The form of running water is literally radical; the networks which streams cut into land resemble the root systems of plants. As plant roots link soil and sky, so rivers form branching ways in which the life of sea and land move up and down.
~ David Rains Wallace (“The Klamath Knot”)
I am continuing with writing haiku, as I find inspiration here and there. Here is a series of attempts at capturing the beauty of a recent camping trip. We camped along the South Fork Smith River, downstream from where it flows out of the Siskiyou Wilderness. It is a pristine river with a clarity and color all its own. If it were a crayon it would be called “Smith River Green” at least at this time of year. The Smith River watershed, the only major watershed in California that is undammed, is well-known for its recreation opportunites, especially steelhead fishing and whitewater kayaking. The water flows cold and clear and the night skies are undimmed by the artificial lights of cities and towns (no cities nearby and few small towns). This is a wild and rugged region of California.

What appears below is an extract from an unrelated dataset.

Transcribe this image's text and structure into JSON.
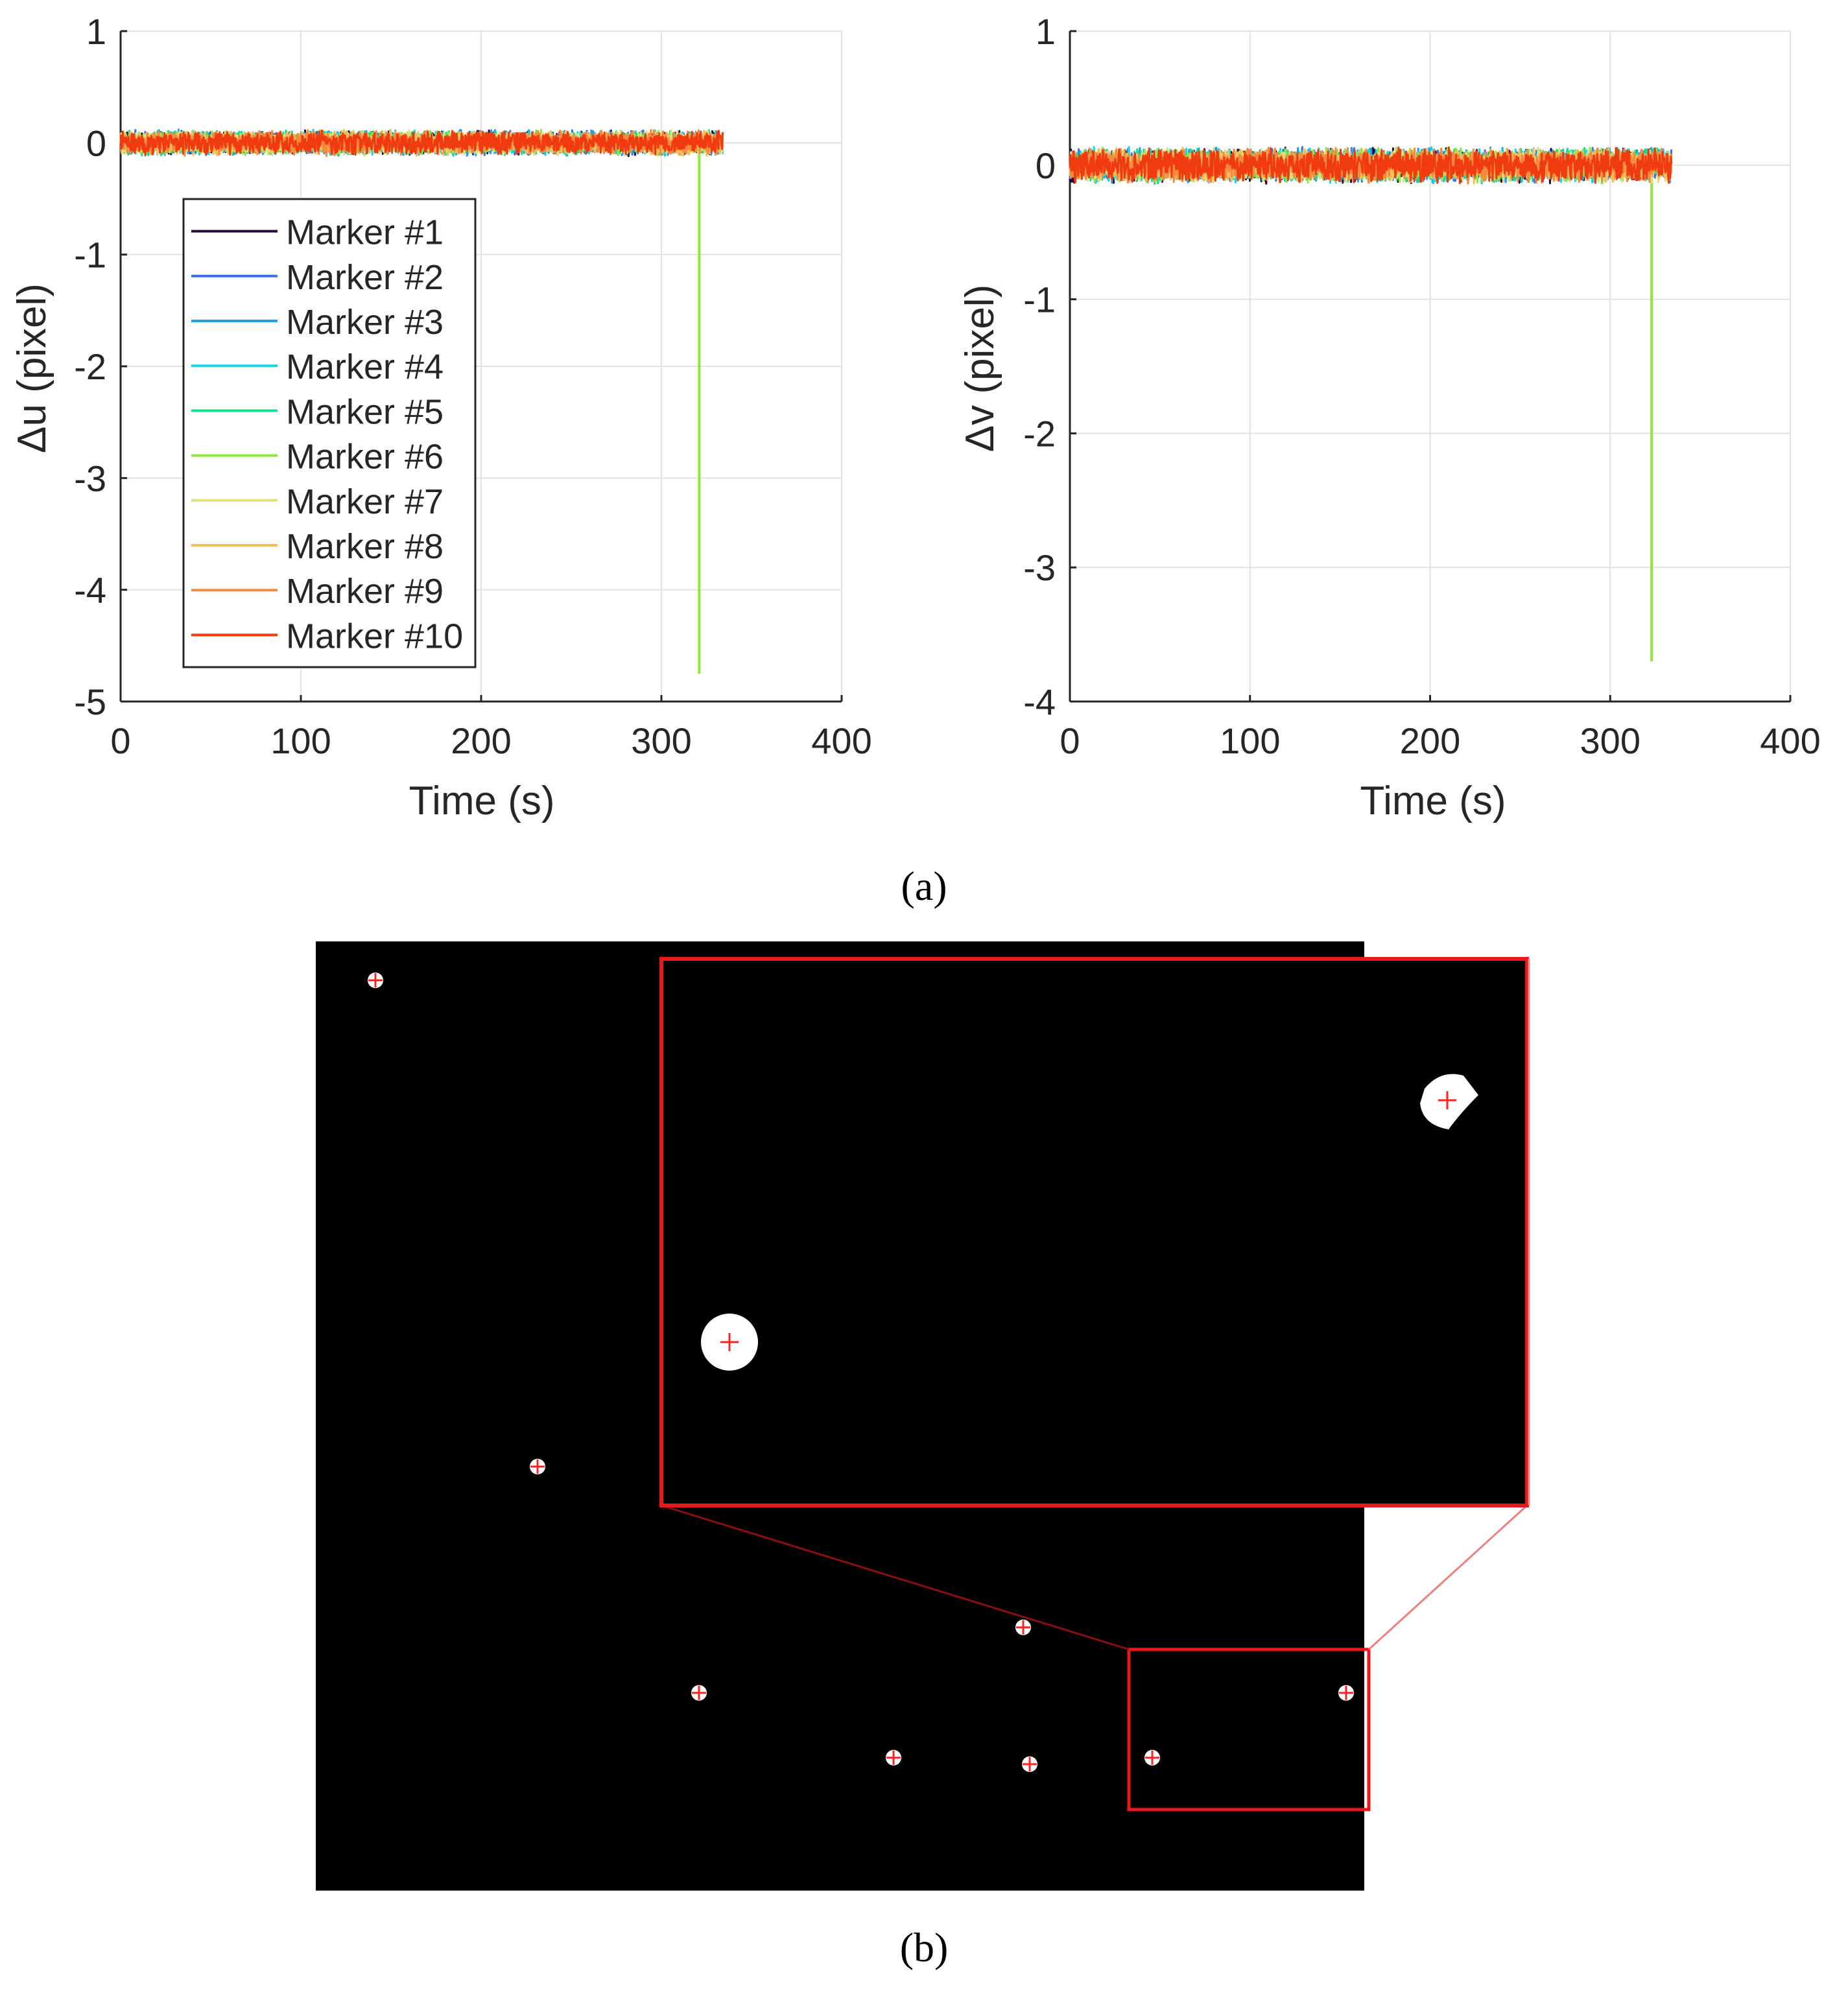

Our final night of camping ended with ukelele playing and singing along the banks of this mighty river. Our newly made friends, two sisters from Austin (TX) and San Diego (CA) and a local guy, Alex from McKinleyville played and sang while bats dove and swooped, eating their way along the river. As dusk faded into night, more and more stars appeared. There was ursa major, downstream to the northwest; and scorpio, upsteam to the southeast whose tail dragged below the mountainous horizon. The eastern sky, above the ridgeline, got brighter and brighter as we continued to sing, as if our singing and the bats movement called the stars into existence. I kept waiting for the moon to appear over the horizon until I remembered that we were just past the new moon and that it was simply the Milky Way that was lighting up the eastern sky. It was so luminous and so vast that it looked like a river flowing across the sky, lighting up the world below. It brought back memories of past trips in the Siskiyous, Rattlesnake Lake and the Bear Lakes, where I had experienced the same thing. Outside of Africa, I have not seen so many stars nor such clear night skies as here in these mountains. With a yawn and nod to the beauty all around me, I quietly slipped into the darkness and off to bed.

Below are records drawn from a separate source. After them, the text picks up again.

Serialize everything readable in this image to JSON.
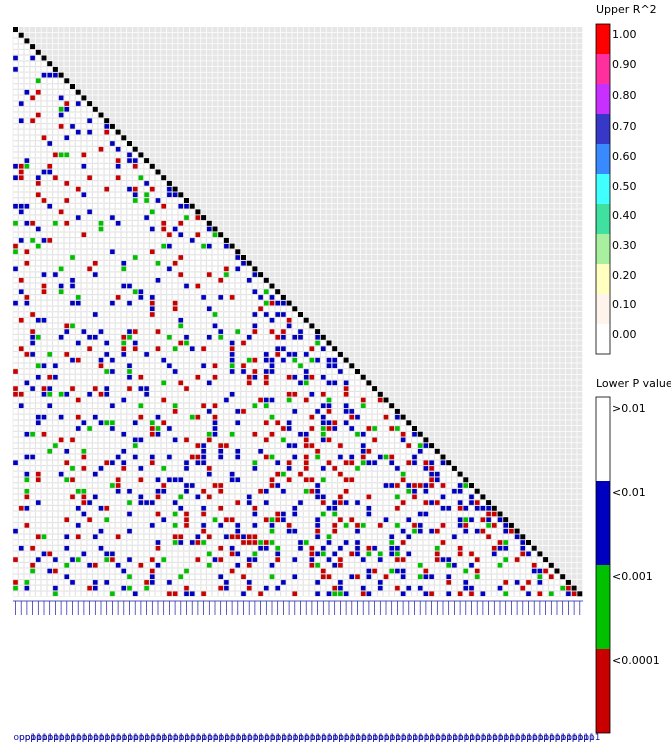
{
  "chart_data": {
    "type": "heatmap",
    "marker_count": 100,
    "marker_label_text": "opp1",
    "upper_legend": {
      "title": "Upper R^2",
      "ticks": [
        "1.00",
        "0.90",
        "0.80",
        "0.70",
        "0.60",
        "0.50",
        "0.40",
        "0.30",
        "0.20",
        "0.10",
        "0.00"
      ],
      "colors": [
        "#ff0000",
        "#ff2fa0",
        "#c830ff",
        "#3838c8",
        "#3a8aff",
        "#40ffff",
        "#40e0a0",
        "#a8f0a0",
        "#ffffc0",
        "#fff4ec",
        "#ffffff"
      ]
    },
    "lower_legend": {
      "title": "Lower P value",
      "labels": [
        ">0.01",
        "<0.01",
        "<0.001",
        "<0.0001"
      ],
      "colors": [
        "#ffffff",
        "#0000c0",
        "#00c000",
        "#c80000"
      ]
    },
    "diagonal_color": "#000000",
    "upper_cell_color": "#e6e6e6",
    "lower_density": {
      "p_lt_0_01": 0.14,
      "p_lt_0_001": 0.05,
      "p_lt_0_0001": 0.1
    }
  }
}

Here is my attempt, in the form of haiku, to capture this moment:
A river of stars
Flowing on, one shoots across
Brightly. The dark night.
And one more:
A river of stars
Above. River of water, below.
Which river am I?
The currant shudders.
A clear, calm morning; what cause?
A sparrow jumps out.
In an attempt to append the above haiku I want to add some explanation of why I wrote what I wrote. Haiku is a Japanese style of poetry whose form, in English anyway, is 3 lines of: 5 syllables, 7 syllables and 5 syllables which is often nature based and usually juxtaposes two seemingly unrelated things in a relational way. What I love about haiku is that it is simple, to the point and says so much with just a few words. Its challenging to express deep meaning with scant language. In the haiku that I write, the point is to express a precise moment so that both the writer and reader are there at the same time. The moment described in this haiku was what I saw on a given morning as I looked out our front window. I was sitting on the couch and the first rays of the sun were peaking up over the mountains. A red flowering currant (a native plant to this area) shuddered and shook but there was no apparent wind. It was a very calm and clear morning, so I wondered at the cause. Was there a slight breeze that I could not detect or was it something else? And then suddenly out hopped a sparrow, telling me in an instant something about the world. A beautiful, perfect moment to be alive. And so haiku, as I interpret it anyway, aims at putting the reader into that moment, into that realization about life: that its simple, beautiful and perfect just the way it is and that it is the ordinary moments that are sublime. Its not necessarily supposed to make sense in the left brain way that we usually think of things (logic and reason and language); rather its supposed to be a direct experience and so in that way makes the most sense of all.
Let your mind be like a pearl rolling in a silver bowl.
~ Zen Saying
The short answer is: everything. You, me, the earth, the moon and the stars. Our inherent nature is to be useless; not useful as we erroneously believe. In order for that to happen we need to stop trying to make ourselves and everything else in this universe so damned useful. We need to let someone or something simply be what it is and not try to make it something else. If you are like me, and I believe this is a fundamental human characteristic, we are constantly trying to make something or someone into something different than it actually is; often something useful. Because whether we are conscious of it or not we believe that until something is useful it doesn’t have worth, value or merit and therefore we can simply throw it away (wherever away is),use it up, destroy it, neglect it, pollute it. Being most true to ourselves and others would be letting things be useless. Let the wind blow and let the rain fall. Useless. Let the sun shine and the plants grow. Useless. The rain is useless and the wind is useless and the sun is useless and so too are the plants, and the moon and the mountains and the rivers that flow. This life, this death, this breath and these words are all utterly useless. Nothing more than witless wanderings. If I can know them deeply, intimately and let them be, I too can be useless and free. Like nibbling sheep or a cow chewing its cud. Unrehearsed, unconditioned, useless and utterly free.